One thing I noticed R710 Firmware v6.0.7 has a new virtualization feature called SR-IOV, good for 10G/s cards for DCB, but I don’t have those, it will be useful if I upgrade to 10G/s later.
Last but not least, I found vMotion no longer works after the host exit Maintenance Mode, it complains CPU are not compatible with the source host as I tried to vMotion back the VMs, so I can upgrade the next ESX host. It turned out to be the latest BIOS v6.0.7 also updated the CPU Microprocessor Code to Step B, so it’s not the same as v2.0.9, so how am I going to migrate my VMs to this new host and performed the upgrade on my existing ESX host? Luckily, I have the luxury to power down those few VMs for a short period of time, and cold migrate them to the next host, so problem solved, haha…Ultimately it would be great if my client has a 3 nodes cluster of course.
Finally, I forgot iDrac is tightly integrated with LifeCycle Controller, so I should upgrade iDrac first, then BIOS with all the other components such as H700 Raid and Broadcom NICs depends if your iDrac still allows you to login to the web GUI that is, huh?!

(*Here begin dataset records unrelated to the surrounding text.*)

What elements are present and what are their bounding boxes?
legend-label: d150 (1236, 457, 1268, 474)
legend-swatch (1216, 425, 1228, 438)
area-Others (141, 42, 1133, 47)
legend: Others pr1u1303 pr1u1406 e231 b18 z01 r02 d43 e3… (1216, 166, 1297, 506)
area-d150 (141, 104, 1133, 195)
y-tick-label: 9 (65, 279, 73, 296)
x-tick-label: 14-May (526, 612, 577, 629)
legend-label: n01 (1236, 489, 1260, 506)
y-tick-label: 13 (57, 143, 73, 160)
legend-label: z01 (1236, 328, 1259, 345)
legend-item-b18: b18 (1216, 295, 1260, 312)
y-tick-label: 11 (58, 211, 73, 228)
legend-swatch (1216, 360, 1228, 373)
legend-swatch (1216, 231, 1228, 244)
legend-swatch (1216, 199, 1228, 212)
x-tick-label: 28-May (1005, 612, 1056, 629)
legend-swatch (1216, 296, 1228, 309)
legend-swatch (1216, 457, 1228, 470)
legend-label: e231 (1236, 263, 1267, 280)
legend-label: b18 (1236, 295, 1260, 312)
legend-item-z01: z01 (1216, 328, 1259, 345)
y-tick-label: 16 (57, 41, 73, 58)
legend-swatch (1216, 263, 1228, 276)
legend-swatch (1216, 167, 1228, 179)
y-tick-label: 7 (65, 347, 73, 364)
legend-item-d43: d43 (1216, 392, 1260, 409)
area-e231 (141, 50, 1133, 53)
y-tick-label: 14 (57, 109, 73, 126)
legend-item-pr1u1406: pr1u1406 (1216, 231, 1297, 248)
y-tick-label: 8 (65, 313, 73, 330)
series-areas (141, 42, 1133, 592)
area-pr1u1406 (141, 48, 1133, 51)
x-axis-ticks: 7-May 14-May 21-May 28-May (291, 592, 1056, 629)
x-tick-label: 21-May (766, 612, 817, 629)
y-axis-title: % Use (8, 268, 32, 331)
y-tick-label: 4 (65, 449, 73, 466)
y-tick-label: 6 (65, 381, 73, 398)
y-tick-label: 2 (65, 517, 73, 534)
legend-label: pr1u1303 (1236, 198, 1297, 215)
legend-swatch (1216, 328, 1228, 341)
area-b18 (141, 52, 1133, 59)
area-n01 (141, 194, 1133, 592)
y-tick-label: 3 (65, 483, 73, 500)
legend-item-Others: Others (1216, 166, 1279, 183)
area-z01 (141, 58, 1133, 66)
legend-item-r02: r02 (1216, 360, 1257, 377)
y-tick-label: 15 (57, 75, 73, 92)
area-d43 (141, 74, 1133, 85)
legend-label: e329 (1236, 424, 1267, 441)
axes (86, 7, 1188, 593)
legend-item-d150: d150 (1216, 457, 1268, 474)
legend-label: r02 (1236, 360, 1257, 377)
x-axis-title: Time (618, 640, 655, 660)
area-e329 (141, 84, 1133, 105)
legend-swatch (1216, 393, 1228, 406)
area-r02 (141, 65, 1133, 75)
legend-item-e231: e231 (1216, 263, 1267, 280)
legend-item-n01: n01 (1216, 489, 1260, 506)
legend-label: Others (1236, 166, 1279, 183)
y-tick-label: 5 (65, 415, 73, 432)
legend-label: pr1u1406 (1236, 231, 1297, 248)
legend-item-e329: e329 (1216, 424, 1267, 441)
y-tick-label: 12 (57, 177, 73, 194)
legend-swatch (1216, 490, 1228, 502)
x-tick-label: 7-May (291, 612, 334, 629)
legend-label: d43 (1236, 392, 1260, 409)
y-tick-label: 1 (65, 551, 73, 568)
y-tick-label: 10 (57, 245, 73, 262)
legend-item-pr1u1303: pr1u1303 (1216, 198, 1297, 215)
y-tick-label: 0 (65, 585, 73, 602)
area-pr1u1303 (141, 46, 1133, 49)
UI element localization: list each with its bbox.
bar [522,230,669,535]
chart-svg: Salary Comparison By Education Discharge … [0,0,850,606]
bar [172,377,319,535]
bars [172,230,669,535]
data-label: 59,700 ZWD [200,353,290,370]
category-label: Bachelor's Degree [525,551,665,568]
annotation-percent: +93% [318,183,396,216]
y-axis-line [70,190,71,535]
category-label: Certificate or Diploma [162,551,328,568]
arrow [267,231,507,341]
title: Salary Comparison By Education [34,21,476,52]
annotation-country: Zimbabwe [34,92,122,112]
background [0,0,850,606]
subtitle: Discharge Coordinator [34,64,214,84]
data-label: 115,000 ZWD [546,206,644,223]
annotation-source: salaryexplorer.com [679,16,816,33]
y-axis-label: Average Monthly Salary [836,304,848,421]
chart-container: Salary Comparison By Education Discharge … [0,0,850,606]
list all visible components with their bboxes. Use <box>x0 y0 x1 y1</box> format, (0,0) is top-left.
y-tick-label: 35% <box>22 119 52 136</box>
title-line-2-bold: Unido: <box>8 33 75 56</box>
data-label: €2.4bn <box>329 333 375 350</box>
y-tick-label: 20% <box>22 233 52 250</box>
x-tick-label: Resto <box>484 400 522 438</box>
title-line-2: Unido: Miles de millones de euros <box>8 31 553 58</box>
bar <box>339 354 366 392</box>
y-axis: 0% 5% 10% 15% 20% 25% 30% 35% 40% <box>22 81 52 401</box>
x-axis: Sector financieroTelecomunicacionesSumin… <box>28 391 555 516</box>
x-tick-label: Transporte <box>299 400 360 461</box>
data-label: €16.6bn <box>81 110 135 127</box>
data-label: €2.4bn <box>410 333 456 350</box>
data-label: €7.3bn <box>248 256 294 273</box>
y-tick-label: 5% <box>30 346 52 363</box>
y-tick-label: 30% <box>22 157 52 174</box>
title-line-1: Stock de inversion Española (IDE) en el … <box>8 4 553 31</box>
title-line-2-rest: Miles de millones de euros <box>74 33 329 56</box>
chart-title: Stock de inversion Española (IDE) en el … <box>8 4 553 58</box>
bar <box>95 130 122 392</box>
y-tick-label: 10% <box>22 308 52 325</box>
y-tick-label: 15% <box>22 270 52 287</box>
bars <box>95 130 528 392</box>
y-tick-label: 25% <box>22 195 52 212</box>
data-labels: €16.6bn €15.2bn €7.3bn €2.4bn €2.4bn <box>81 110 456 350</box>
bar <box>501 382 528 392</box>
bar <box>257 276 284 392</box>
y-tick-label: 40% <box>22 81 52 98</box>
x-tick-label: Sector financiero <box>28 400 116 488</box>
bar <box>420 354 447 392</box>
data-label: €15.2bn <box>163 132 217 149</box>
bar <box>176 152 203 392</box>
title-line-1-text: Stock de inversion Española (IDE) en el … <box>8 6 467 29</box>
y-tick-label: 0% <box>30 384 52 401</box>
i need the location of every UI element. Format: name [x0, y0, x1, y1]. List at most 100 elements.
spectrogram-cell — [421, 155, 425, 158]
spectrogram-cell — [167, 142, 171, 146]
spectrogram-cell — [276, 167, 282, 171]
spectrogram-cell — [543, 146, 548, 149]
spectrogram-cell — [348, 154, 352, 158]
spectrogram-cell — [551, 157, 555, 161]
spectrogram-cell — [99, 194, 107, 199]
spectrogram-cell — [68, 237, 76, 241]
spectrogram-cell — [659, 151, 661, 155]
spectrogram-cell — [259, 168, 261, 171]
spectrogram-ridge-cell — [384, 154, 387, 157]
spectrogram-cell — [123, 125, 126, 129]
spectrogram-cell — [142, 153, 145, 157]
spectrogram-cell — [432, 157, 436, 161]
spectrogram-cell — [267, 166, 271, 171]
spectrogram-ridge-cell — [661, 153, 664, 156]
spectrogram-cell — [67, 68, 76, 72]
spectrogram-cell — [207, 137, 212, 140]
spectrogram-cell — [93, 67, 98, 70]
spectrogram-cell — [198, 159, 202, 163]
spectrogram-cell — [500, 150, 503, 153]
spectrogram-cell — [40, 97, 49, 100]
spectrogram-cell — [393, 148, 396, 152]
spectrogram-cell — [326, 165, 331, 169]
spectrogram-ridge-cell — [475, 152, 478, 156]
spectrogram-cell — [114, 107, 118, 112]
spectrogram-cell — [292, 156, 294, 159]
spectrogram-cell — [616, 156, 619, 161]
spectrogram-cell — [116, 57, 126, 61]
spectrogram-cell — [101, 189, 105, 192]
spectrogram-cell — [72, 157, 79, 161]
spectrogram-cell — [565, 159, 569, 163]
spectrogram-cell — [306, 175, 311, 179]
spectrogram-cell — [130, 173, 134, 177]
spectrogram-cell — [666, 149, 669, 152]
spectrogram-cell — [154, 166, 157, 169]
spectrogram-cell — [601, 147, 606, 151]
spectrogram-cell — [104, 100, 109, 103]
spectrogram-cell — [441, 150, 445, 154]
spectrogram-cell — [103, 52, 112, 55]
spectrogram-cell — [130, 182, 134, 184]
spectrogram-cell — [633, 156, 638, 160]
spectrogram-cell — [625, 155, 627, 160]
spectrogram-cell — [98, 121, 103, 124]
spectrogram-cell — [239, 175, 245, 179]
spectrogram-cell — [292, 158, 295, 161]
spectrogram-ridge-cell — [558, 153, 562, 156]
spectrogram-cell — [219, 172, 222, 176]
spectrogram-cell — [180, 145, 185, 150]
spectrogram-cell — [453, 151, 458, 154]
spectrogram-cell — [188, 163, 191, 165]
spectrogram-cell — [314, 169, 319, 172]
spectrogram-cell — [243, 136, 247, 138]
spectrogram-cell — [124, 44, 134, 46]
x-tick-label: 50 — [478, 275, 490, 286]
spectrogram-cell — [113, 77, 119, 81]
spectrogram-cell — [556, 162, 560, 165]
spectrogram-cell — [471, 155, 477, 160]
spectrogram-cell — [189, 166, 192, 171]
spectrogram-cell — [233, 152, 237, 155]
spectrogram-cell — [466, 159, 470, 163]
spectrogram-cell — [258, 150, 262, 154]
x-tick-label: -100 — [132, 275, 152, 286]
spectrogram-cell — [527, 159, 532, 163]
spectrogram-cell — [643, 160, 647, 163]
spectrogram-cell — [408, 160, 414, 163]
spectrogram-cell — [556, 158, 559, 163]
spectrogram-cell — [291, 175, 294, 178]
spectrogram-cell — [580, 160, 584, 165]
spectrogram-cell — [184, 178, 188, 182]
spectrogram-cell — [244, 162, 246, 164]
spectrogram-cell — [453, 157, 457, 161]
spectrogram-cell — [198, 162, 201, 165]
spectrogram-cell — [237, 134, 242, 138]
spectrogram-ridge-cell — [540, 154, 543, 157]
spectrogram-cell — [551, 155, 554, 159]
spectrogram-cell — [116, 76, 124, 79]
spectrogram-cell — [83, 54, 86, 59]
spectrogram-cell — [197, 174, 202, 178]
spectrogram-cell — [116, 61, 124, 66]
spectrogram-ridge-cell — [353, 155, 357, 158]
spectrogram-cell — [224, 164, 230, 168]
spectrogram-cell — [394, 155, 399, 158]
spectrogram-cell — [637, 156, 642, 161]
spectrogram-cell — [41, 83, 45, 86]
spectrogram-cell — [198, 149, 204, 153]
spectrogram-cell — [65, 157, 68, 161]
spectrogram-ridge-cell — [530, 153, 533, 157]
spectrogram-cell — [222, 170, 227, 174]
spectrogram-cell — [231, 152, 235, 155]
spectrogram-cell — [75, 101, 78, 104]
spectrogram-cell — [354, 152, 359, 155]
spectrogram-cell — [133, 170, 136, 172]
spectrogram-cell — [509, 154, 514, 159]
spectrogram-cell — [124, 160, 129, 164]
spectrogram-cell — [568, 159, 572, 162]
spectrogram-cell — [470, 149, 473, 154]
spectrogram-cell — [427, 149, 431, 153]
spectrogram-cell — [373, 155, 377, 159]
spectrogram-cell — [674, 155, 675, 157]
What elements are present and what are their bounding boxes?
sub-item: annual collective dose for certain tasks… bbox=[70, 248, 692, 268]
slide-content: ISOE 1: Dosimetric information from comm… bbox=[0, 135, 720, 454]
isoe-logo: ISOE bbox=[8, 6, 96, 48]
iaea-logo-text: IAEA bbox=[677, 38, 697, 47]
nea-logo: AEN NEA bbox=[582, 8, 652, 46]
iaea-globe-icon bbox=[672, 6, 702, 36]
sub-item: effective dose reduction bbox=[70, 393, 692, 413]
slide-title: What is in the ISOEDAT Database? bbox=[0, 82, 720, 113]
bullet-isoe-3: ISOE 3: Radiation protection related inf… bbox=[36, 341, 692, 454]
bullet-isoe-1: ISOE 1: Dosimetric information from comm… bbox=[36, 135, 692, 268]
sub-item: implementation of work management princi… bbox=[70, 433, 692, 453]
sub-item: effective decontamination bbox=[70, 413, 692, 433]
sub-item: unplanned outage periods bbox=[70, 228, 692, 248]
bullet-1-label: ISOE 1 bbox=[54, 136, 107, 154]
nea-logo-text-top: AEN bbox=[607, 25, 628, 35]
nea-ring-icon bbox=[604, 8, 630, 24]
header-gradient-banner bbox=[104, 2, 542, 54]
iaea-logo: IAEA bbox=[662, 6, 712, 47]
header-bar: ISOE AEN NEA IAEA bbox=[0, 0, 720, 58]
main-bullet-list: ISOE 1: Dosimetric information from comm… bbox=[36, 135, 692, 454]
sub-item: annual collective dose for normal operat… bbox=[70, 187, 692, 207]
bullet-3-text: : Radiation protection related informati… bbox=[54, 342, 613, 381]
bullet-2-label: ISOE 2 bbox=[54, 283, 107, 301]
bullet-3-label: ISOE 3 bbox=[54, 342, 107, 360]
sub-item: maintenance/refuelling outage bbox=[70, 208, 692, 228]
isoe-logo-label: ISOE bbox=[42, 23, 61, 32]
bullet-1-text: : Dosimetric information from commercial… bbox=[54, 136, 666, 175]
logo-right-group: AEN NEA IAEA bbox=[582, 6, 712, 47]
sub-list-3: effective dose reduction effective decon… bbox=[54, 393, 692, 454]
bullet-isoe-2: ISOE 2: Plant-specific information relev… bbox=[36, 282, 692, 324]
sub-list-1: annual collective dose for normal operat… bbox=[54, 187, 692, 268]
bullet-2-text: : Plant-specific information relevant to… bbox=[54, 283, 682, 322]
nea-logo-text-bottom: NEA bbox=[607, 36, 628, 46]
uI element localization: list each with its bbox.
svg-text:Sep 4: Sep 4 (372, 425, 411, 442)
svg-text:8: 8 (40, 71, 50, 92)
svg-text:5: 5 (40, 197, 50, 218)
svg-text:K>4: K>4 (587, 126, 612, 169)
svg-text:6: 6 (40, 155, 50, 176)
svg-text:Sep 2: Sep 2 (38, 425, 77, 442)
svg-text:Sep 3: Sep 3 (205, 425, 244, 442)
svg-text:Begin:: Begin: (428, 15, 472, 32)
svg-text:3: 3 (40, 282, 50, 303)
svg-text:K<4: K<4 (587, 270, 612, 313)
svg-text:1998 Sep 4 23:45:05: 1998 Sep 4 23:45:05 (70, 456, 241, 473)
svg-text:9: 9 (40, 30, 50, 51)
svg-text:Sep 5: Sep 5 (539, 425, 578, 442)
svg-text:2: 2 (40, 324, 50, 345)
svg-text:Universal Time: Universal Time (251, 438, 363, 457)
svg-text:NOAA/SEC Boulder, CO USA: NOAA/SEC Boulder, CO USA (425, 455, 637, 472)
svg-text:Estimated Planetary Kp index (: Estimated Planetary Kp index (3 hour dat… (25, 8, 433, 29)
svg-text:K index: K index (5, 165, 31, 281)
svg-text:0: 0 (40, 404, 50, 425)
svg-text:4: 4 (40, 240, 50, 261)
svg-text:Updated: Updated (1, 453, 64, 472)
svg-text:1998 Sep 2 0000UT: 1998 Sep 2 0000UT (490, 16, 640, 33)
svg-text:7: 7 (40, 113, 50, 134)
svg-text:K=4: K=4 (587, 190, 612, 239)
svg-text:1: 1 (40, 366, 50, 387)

In fact, I have updated all the iDrac firmware again to v1.85 today by uploading the .bin file directly via iDrac’s web GUI from a Windows host, it’s much simpler and clean to do that way.
One more thing to take care of is you can’t upgrade the iDrac while you are still connecting to remote console using USC method, it will perform the upgrade but saying something got conflict, so use the above alternative method will solve this problem.
On Windows system, it’s a much easier job, just apply the firmware update one by one at the same time, after everything has been updated, then reboot the server.
Anyhow, I would suggest using Dell Repository Manager to do the job for your next BIOS upgrade on Poweredge 11th generation servers.